What is the definition of a waste of time?  Is this wasting time…me blogging?  Is this important enough to be doing right now?  What should I be doing?  If I compare this activity of blogging to something else, does it pale in comparison?  Right now, somewhere in the world, someone is getting a heart-transplant that will keep them alive, while their family waits in the waiting room just hoping and praying that their father or mother will pull through and they will see them again.  Now, blogging certainly sounds like a waste of time.  Should I feel guilty for that?  Anything I type here, while that is going on, is obviously trite, whiny, and a complete waste of time.  there is no other way to look at it, once seeing it in this light.
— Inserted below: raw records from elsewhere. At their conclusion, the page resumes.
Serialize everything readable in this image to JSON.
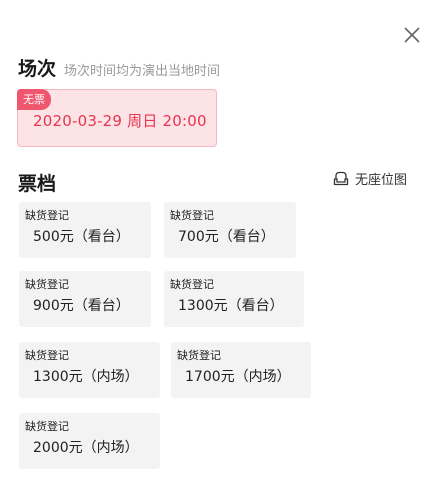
{
  "header": {
    "close_icon": "close-icon"
  },
  "session": {
    "title": "场次",
    "note": "场次时间均为演出当地时间",
    "selected": {
      "badge": "无票",
      "date": "2020-03-29 周日 20:00"
    }
  },
  "tiers": {
    "title": "票档",
    "seatmap_label": "无座位图",
    "items": [
      {
        "status": "缺货登记",
        "price": "500元（看台）"
      },
      {
        "status": "缺货登记",
        "price": "700元（看台）"
      },
      {
        "status": "缺货登记",
        "price": "900元（看台）"
      },
      {
        "status": "缺货登记",
        "price": "1300元（看台）"
      },
      {
        "status": "缺货登记",
        "price": "1300元（内场）"
      },
      {
        "status": "缺货登记",
        "price": "1700元（内场）"
      },
      {
        "status": "缺货登记",
        "price": "2000元（内场）"
      }
    ]
  },
  "colors": {
    "accent": "#e8344f",
    "badge": "#f0566e",
    "selected_bg": "#fbe3e6",
    "tier_bg": "#f3f3f3"
  }
}
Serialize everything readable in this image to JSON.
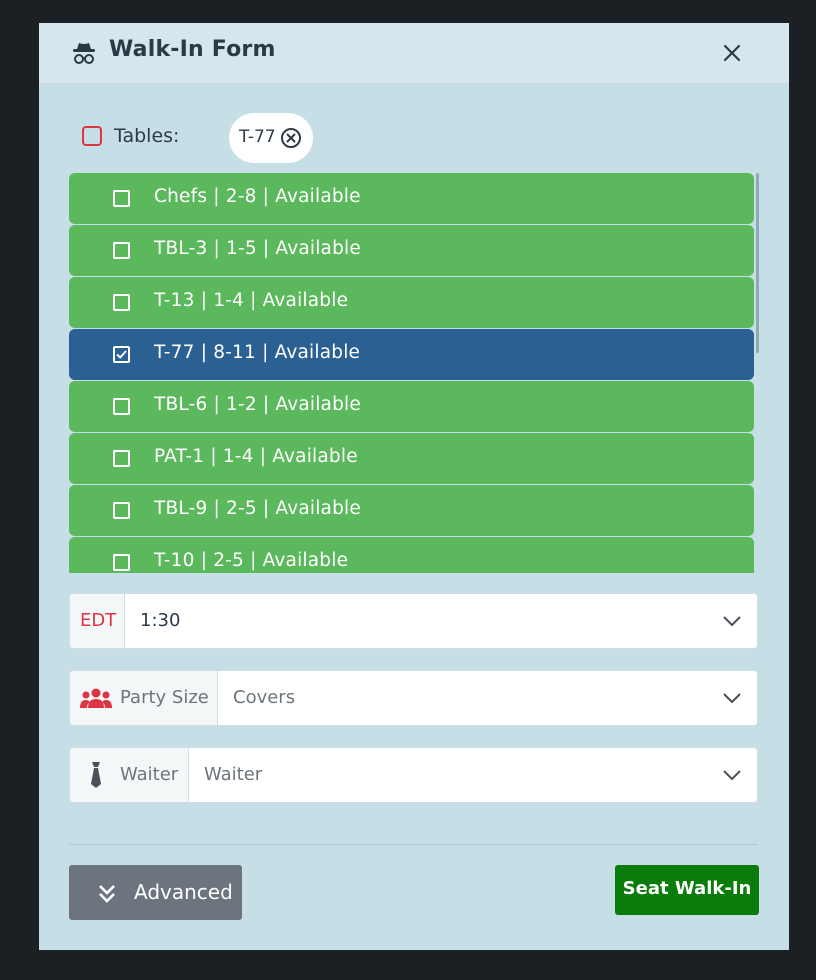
{
  "header": {
    "title": "Walk-In Form",
    "icon": "user-secret-icon",
    "close_icon": "close-icon"
  },
  "tables": {
    "label": "Tables:",
    "selected_chip": "T-77"
  },
  "table_list": [
    {
      "label": "Chefs | 2-8 | Available",
      "checked": false
    },
    {
      "label": "TBL-3 | 1-5 | Available",
      "checked": false
    },
    {
      "label": "T-13 | 1-4 | Available",
      "checked": false
    },
    {
      "label": "T-77 | 8-11 | Available",
      "checked": true
    },
    {
      "label": "TBL-6 | 1-2 | Available",
      "checked": false
    },
    {
      "label": "PAT-1 | 1-4 | Available",
      "checked": false
    },
    {
      "label": "TBL-9 | 2-5 | Available",
      "checked": false
    },
    {
      "label": "T-10 | 2-5 | Available",
      "checked": false
    }
  ],
  "edt": {
    "prefix": "EDT",
    "value": "1:30"
  },
  "party_size": {
    "prefix": "Party Size",
    "placeholder": "Covers",
    "icon": "users-icon"
  },
  "waiter": {
    "prefix": "Waiter",
    "placeholder": "Waiter",
    "icon": "tie-icon"
  },
  "footer": {
    "advanced_label": "Advanced",
    "seat_label": "Seat Walk-In"
  },
  "colors": {
    "available": "#5cb85c",
    "selected": "#2b6093",
    "primary_action": "#0a7c0a",
    "danger": "#dc3545"
  }
}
So what is your legacy? What is my legacy? What will I leave behind? What mark will I make? We are asked these things by authority figures during our childhood that we get it in our heads that “making a mark” or being remembered for something noble and important is a requirement before dying.  So many people lie on their deathbed wondering about what is the most important.  The most common answers obviously are: Family, relationships, love, appreciating life, making the best of opportunities and other cliche answers you might expect me to type here.  But again, I get back to the question of what is our legacy? As individuals, as families, as a nation, as a human race?  does having a legacy even matter? Does making a mark even make a difference if in 100 years nobody will remember your name except your great-great-great grand child who is giving an interview in his 90s to his grand-daughter for a school project that will be heard by 1st graders.  If your legacy falls on deaf ears, no matter how you live your life, and you are forgotten in less than 100 years anyway, then why does a legacy matter?  If someone goes out and “makes a difference” in the world, but it is forgotten and affects nobody 10-15+ years after the fact, then it seems to me that we must define the word “difference”

For example, if a doctor treats patients, and those patients are forgotten as well within 100 years, then what “difference” is the doctor making in the life of anyone except to put a temporary smile on the faces of the patient’s relatives, only to be washed away a few years later by a natural death?
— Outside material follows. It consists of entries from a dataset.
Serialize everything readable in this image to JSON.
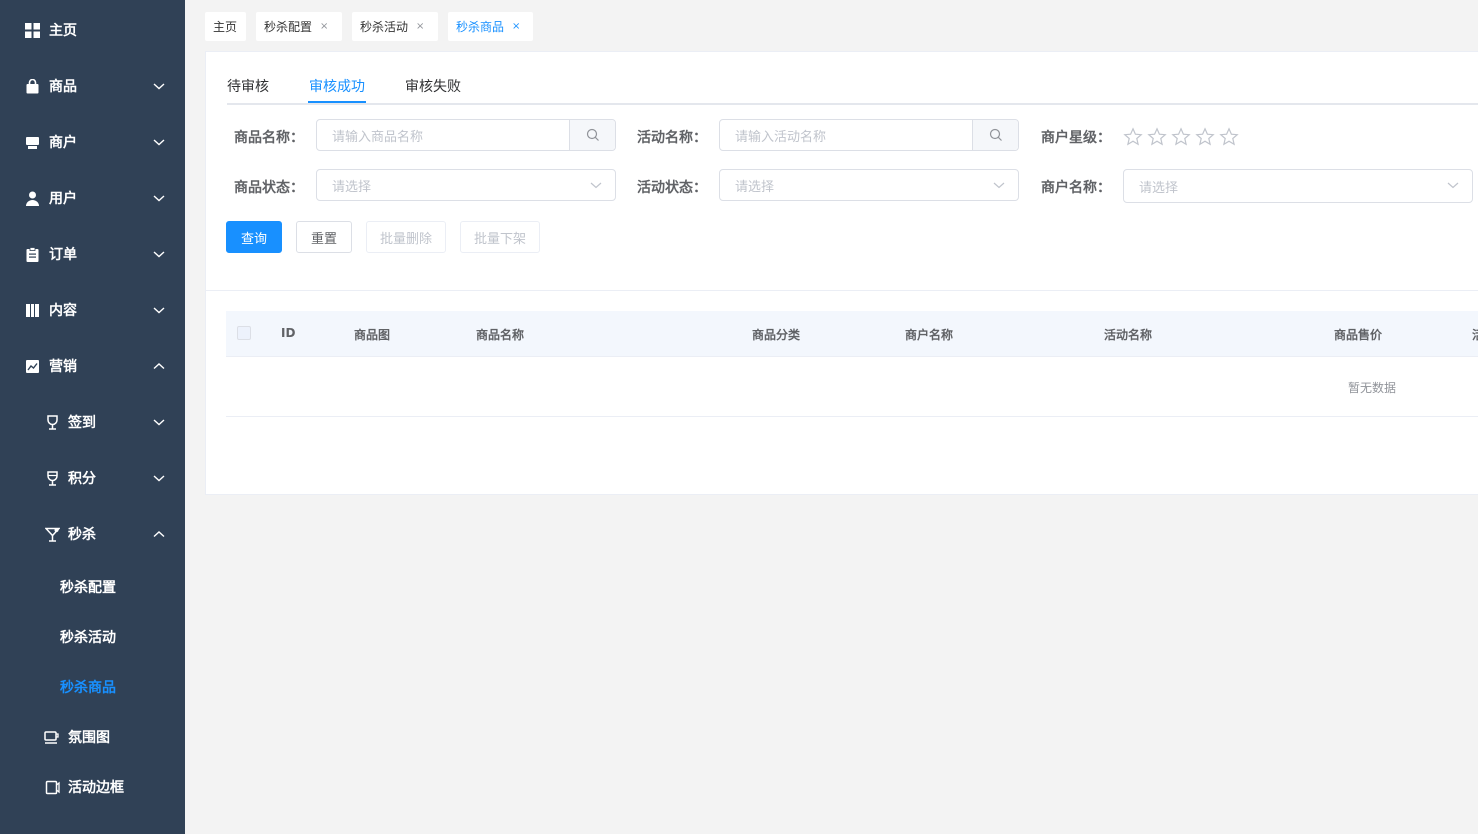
{
  "sidebar": {
    "items": [
      {
        "label": "主页",
        "icon": "dashboard-icon",
        "arrow": ""
      },
      {
        "label": "商品",
        "icon": "shopping-bag-icon",
        "arrow": "down"
      },
      {
        "label": "商户",
        "icon": "store-icon",
        "arrow": "down"
      },
      {
        "label": "用户",
        "icon": "user-icon",
        "arrow": "down"
      },
      {
        "label": "订单",
        "icon": "clipboard-icon",
        "arrow": "down"
      },
      {
        "label": "内容",
        "icon": "book-icon",
        "arrow": "down"
      },
      {
        "label": "营销",
        "icon": "chart-icon",
        "arrow": "up"
      }
    ],
    "sub_items": [
      {
        "label": "签到",
        "icon": "goblet-icon",
        "arrow": "down"
      },
      {
        "label": "积分",
        "icon": "goblet-icon",
        "arrow": "down"
      },
      {
        "label": "秒杀",
        "icon": "cocktail-icon",
        "arrow": "up"
      }
    ],
    "leaf_items": [
      {
        "label": "秒杀配置"
      },
      {
        "label": "秒杀活动"
      },
      {
        "label": "秒杀商品",
        "active": true
      }
    ],
    "extra_items": [
      {
        "label": "氛围图",
        "icon": "cup-icon"
      },
      {
        "label": "活动边框",
        "icon": "frame-icon"
      }
    ]
  },
  "tags": [
    {
      "label": "主页",
      "closable": false
    },
    {
      "label": "秒杀配置",
      "closable": true
    },
    {
      "label": "秒杀活动",
      "closable": true
    },
    {
      "label": "秒杀商品",
      "closable": true,
      "active": true
    }
  ],
  "tabs": [
    {
      "label": "待审核"
    },
    {
      "label": "审核成功",
      "active": true
    },
    {
      "label": "审核失败"
    }
  ],
  "filters": {
    "product_name_label": "商品名称：",
    "product_name_placeholder": "请输入商品名称",
    "activity_name_label": "活动名称：",
    "activity_name_placeholder": "请输入活动名称",
    "merchant_star_label": "商户星级：",
    "product_status_label": "商品状态：",
    "product_status_placeholder": "请选择",
    "activity_status_label": "活动状态：",
    "activity_status_placeholder": "请选择",
    "merchant_name_label": "商户名称：",
    "merchant_name_placeholder": "请选择"
  },
  "buttons": {
    "query": "查询",
    "reset": "重置",
    "batch_delete": "批量删除",
    "batch_offline": "批量下架"
  },
  "table": {
    "columns": [
      "ID",
      "商品图",
      "商品名称",
      "商品分类",
      "商户名称",
      "活动名称",
      "商品售价",
      "活"
    ],
    "empty_text": "暂无数据"
  },
  "colors": {
    "sidebar_bg": "#304156",
    "accent": "#1890ff",
    "page_bg": "#f3f3f3"
  }
}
Now, this really does seem trite in light of my earlier comparison.

It seems that the phrase ”making a difference” would be more accurately described as:  ”leaving more than the typical temporary mark that lasts only a few seconds, but rather yours lasts 50-100 years, THEN you are forgotten”
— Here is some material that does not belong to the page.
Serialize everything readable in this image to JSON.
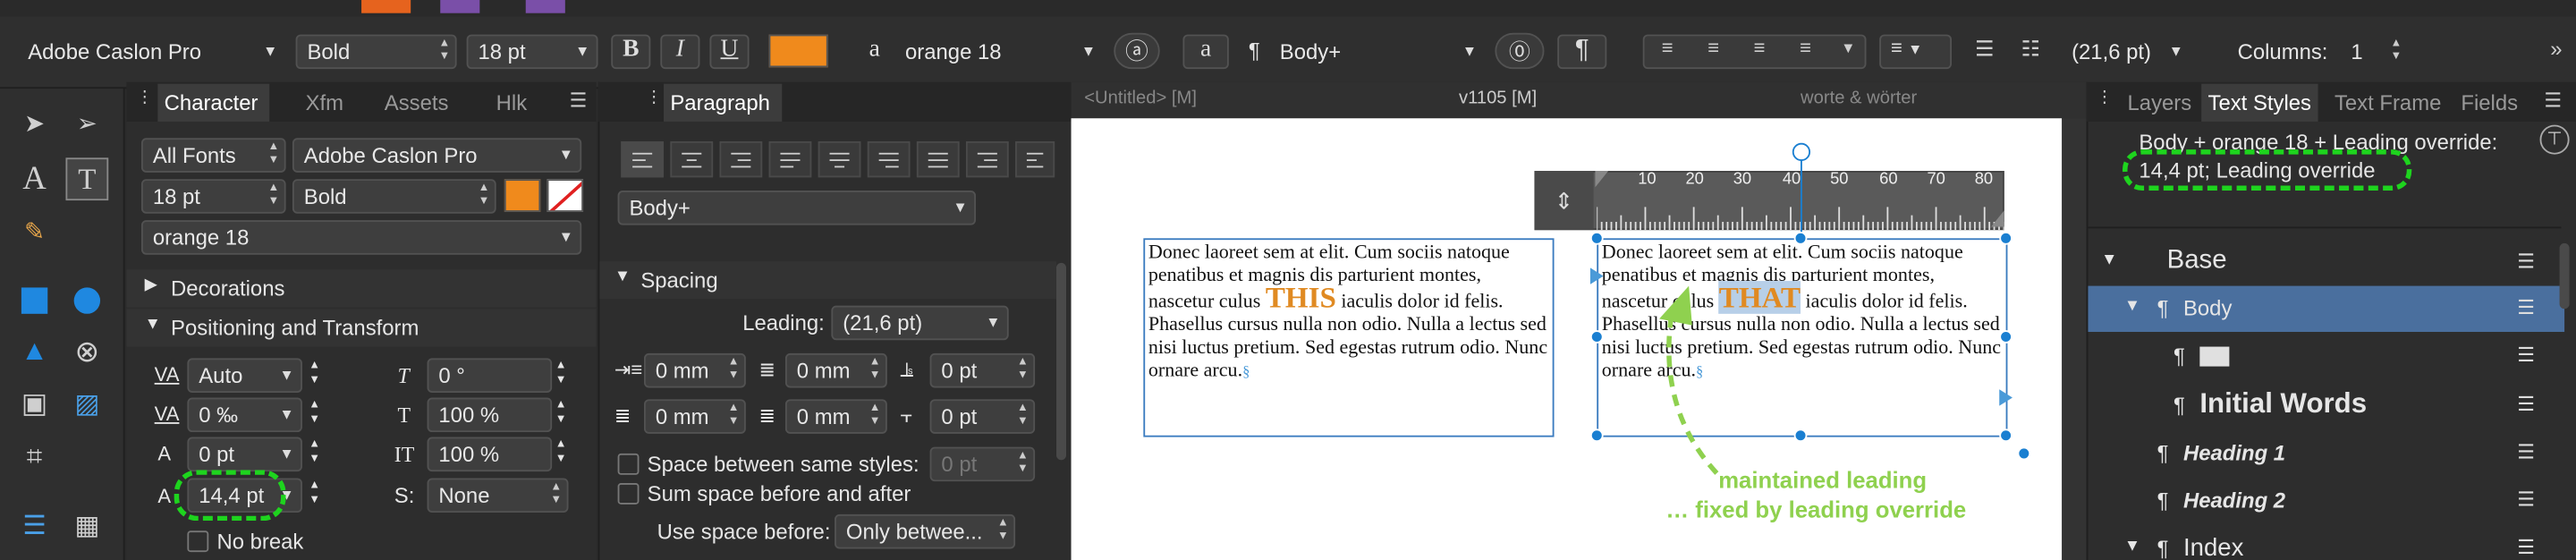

This blog will be forgotten in much less time than that.  What difference is this making, even if it makes YOU think harder and differently about this entire situation, it still amounts to nothing when we’re just bones in the dirt in a time when this site won’t even exist anymore.

One’s legacy is like soup.  It enters your body in liquid form, passes through a series of trials and obstacles until it comes out the same in the end, only slightly altered by it’s temporary environment, yet ultimately forgettable and inconsequential.  Think about it.  Or don’t.  It won’t change anything.